While a section of US society is contesting the Second
Amendment and the verdict in District of
Columbia vs. Heller (2008), no one seems to be contesting the easy affording
of this new class of WMD to most people in the world.
In India, TRAI has fixed minimum age of obtaining a mobile
connection as 18yr. Age conditions (minimum 13yrs of age) are in place for
using popular social media apps like Whatsapp and Facebook also. Regardless, a
number of TV commercials show school going minor children owning and using
mobile phones. These days, it is also a common practice amongst school teachers
to form a WhatsApp group of their students, even if the students are of less
than 13yrs of age and hence not legally permitted to use mobile phone and
social media apps.
Are we missing the Gorilla in the room?
Chart of the Day
Don't waste your last bullet
Many readers have asked about my views on what the Monetary
Policy Committee (MPC) of RBI should be doing today. I must admit that I am the
most wrong person to ask this question, for two simple reasons — (i) I am
neither a banker nor economist; and (ii) I accord very low priority to RBI
monetary policy stance in my investment strategy.
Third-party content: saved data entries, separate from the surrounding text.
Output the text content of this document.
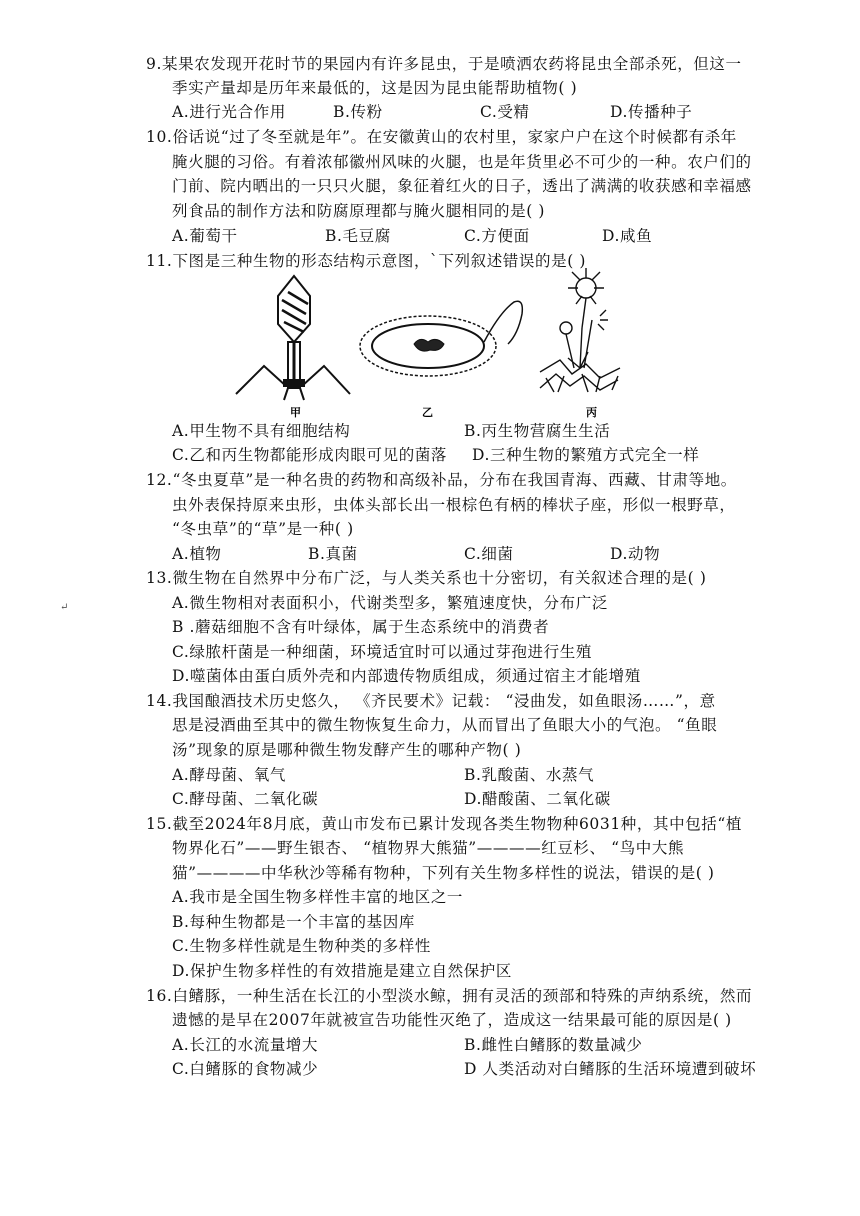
9.某果农发现开花时节的果园内有许多昆虫，于是喷洒农药将昆虫全部杀死，但这一
季实产量却是历年来最低的，这是因为昆虫能帮助植物( )
A.进行光合作用	B.传粉	C.受精	D.传播种子
10.俗话说“过了冬至就是年”。在安徽黄山的农村里，家家户户在这个时候都有杀年
腌火腿的习俗。有着浓郁徽州风味的火腿，也是年货里必不可少的一种。农户们的
门前、院内晒出的一只只火腿，象征着红火的日子，透出了满满的收获感和幸福感
列食品的制作方法和防腐原理都与腌火腿相同的是( )
A.葡萄干	B.毛豆腐	C.方便面	D.咸鱼
11.下图是三种生物的形态结构示意图，`下列叙述错误的是( )
甲	乙	丙
A.甲生物不具有细胞结构	B.丙生物营腐生生活
C.乙和丙生物都能形成肉眼可见的菌落 D.三种生物的繁殖方式完全一样
12.“冬虫夏草”是一种名贵的药物和高级补品，分布在我国青海、西藏、甘肃等地。
虫外表保持原来虫形，虫体头部长出一根棕色有柄的棒状子座，形似一根野草，
“冬虫草”的“草”是一种( )
A.植物	B.真菌	C.细菌	D.动物
13.微生物在自然界中分布广泛，与人类关系也十分密切，有关叙述合理的是( )
↵	A.微生物相对表面积小，代谢类型多，繁殖速度快，分布广泛
B .蘑菇细胞不含有叶绿体，属于生态系统中的消费者
C.绿脓杆菌是一种细菌，环境适宜时可以通过芽孢进行生殖
D.噬菌体由蛋白质外壳和内部遗传物质组成，须通过宿主才能增殖
14.我国酿酒技术历史悠久， 《齐民要术》记载： “浸曲发，如鱼眼汤……”，意
思是浸酒曲至其中的微生物恢复生命力，从而冒出了鱼眼大小的气泡。 “鱼眼
汤”现象的原是哪种微生物发酵产生的哪种产物( )
A.酵母菌、氧气	B.乳酸菌、水蒸气
C.酵母菌、二氧化碳	D.醋酸菌、二氧化碳
15.截至2024年8月底，黄山市发布已累计发现各类生物物种6031种，其中包括“植
物界化石”——野生银杏、 “植物界大熊猫”————红豆杉、 “鸟中大熊
猫”————中华秋沙等稀有物种，下列有关生物多样性的说法，错误的是( )
A.我市是全国生物多样性丰富的地区之一
B.每种生物都是一个丰富的基因库
C.生物多样性就是生物种类的多样性
D.保护生物多样性的有效措施是建立自然保护区
16.白鳍豚，一种生活在长江的小型淡水鲸，拥有灵活的颈部和特殊的声纳系统，然而
遗憾的是早在2007年就被宣告功能性灭绝了，造成这一结果最可能的原因是( )
A.长江的水流量增大	B.雌性白鳍豚的数量减少
C.白鳍豚的食物减少	D 人类活动对白鳍豚的生活环境遭到破坏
Nonetheless, I believe that MPC should steadfastly honest to its
mandate of price stability and do whatever it takes to honor its duty of
maintaining a stable price environment in the country. It should leave the job
of protecting the economic growth and INR entirely to the government. Because,
if it does try to transgress into this territory, it will lose both the ends,
and add significantly to the chaos and panic.
I also believe that an aggressive hike of 50bps would not help
the cause of INR much. Because, at this point in time the exchange rate of INR
has become a complex function of many domestic and global factors. For example,
(i) Confidence of foreign investors and businesses; (ii) persistently poor GST
collection clouding Fiscal roadmap; (iii) surging energy prices; (iv)
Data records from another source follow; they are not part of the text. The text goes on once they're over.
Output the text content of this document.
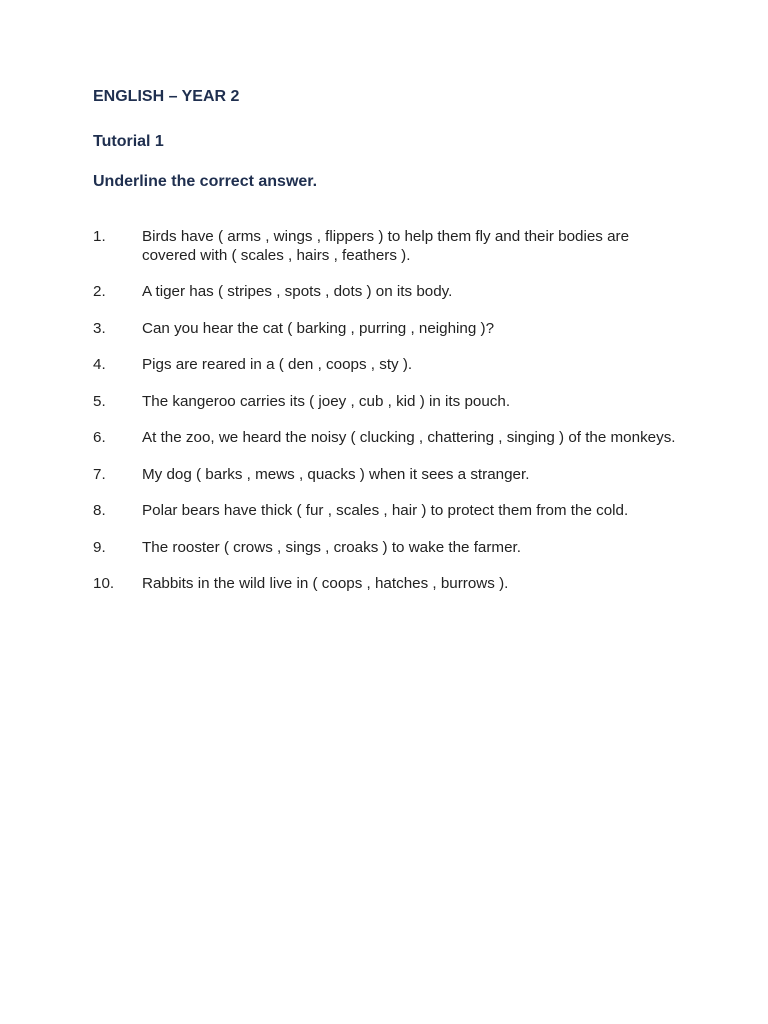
ENGLISH – YEAR 2
Tutorial 1
Underline the correct answer.
1. Birds have ( arms , wings , flippers ) to help them fly and their bodies are covered with ( scales , hairs , feathers ).
2. A tiger has ( stripes , spots , dots ) on its body.
3. Can you hear the cat ( barking , purring , neighing )?
4. Pigs are reared in a ( den , coops , sty ).
5. The kangeroo carries its ( joey , cub , kid ) in its pouch.
6. At the zoo, we heard the noisy ( clucking , chattering , singing ) of the monkeys.
7. My dog ( barks , mews , quacks ) when it sees a stranger.
8. Polar bears have thick ( fur , scales , hair ) to protect them from the cold.
9. The rooster ( crows , sings , croaks ) to wake the farmer.
10. Rabbits in the wild live in ( coops , hatches , burrows ).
potentially disorderly unwinding of USD carry trade prompted by surge in US
yield; (v) better opportunities emerging elsewhere for foreign investors; (vi)
rising risk of full scale trade disruptions due to escalating US-China
conflicts; (vii) concerns over political instability emerging post 2019
elections; etc.
A benign 25bps hike would be a total waste. It will be like
shooting the last bullet left in your gun at your feet, when the enemy is
staring directly in to your eyes.
In this context, it is pertinent to look at the following chart.
This indicates two important things:
(1) The market may
have already priced in a 50bps hike in repo rate. So do not expect any major
reaction in bond or currency market, if this happens today.
(2) The 10yr yield
and Repo Rate spread is above 150bps. In past 14yrs we have seen this happening
only in the crisis years of 2009 and 2013. Both years needed a significant
effort from the government to bring the situation under control. Monetary
policy may not be enough this time too.